“Pendampingan yang dimaksud mencakup konseling, advokasi, layanan kesehatan, bantuan hukum, bimbingan sosial dan rohani, serta pendampingan bagi penyandang disabilitas,” katanya.
Terkait dengan pelindungan di sini, meliputi jaminan keberlanjutan pendidikan atau pekerjaan, penyediaan rumah aman, serta korban atau saksi bebas dari ancaman yang berkenaan dengan kesaksian yang diberikan.
Sementara itu, kegiatan pemulihan terhadap korban dilakukan bersama pihak terkait dengan persetujuan korban atau saksi serta tidak mengurangi hak pembelajaran dan/atau kepegawaian. Selanjutnya, terkait pengenaan sanksi administratif, yakni menyasar kepada sanksi golongan, sanksi individu, serta sanksi untuk perguruan tinggi.
“Sanksi kepada pelaku harus berdasarkan dampak akibat perbuatannya terhadap kondisi korban dan lingkungan kampus, bukan besar peluang pelaku bertobat. Rektor dan direktur perguruan tinggi bertanggung jawab penuh untuk melaksanakan Permendikbudristek PPKS dan dapat menjatuhkan sanksi yang lebih berat dari rekomendasi satgas (satuan tugas),” tegasnya.
Disampaikan juga bahwa satgas di tingkat perguruan tinggi yang akan membantu rektor dan direktur melaksanakan Permendikbudristek PPKS, perlu memahami edukasi tentang pencegahan kekerasan seksual, mampu menangani pelaporan, menjamin kerahasiaan identitas pihak-pihak yang berkaitan langsung dengan laporan dan menjaga independensi satgas.

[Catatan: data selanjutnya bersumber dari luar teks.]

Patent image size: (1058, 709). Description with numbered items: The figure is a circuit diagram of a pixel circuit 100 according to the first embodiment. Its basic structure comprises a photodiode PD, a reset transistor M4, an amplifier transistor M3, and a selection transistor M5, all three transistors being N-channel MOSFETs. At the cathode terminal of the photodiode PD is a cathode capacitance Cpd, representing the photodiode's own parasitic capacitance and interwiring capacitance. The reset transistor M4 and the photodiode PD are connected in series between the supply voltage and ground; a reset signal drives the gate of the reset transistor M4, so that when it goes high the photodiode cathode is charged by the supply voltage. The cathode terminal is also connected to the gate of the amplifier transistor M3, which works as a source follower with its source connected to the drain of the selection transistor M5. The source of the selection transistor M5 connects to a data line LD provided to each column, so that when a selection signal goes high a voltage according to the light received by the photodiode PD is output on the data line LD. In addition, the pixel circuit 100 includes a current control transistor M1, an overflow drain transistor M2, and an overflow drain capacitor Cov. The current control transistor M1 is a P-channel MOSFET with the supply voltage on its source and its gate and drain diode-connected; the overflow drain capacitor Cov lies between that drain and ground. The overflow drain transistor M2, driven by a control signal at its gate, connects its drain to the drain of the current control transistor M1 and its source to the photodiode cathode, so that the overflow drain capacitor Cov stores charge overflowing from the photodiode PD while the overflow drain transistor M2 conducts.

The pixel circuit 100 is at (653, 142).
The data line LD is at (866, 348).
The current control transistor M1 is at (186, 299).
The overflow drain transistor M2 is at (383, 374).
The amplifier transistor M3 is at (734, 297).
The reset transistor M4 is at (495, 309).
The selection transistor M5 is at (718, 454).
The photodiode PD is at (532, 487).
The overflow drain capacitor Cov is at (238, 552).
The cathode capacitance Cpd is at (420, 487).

Apabila keputusan pemimpin perguruan tinggi dirasa tidak adil, korban dan/atau terlapor dapat meminta Direktur Jenderal Pendidikan Tinggi, Riset, dan Teknologi (Dirjen Diktiristek) dan/atau Dirjen Pendidikan Vokasi (Dirjen Diksi) untuk melakukan pemeriksaan ulang. Rektor dan direktur harus memantau dan mengevaluasi rutin seluruh kegiatan pencegahan dan penanganan kekerasan seksual, serta kinerja satgas di kampusnya.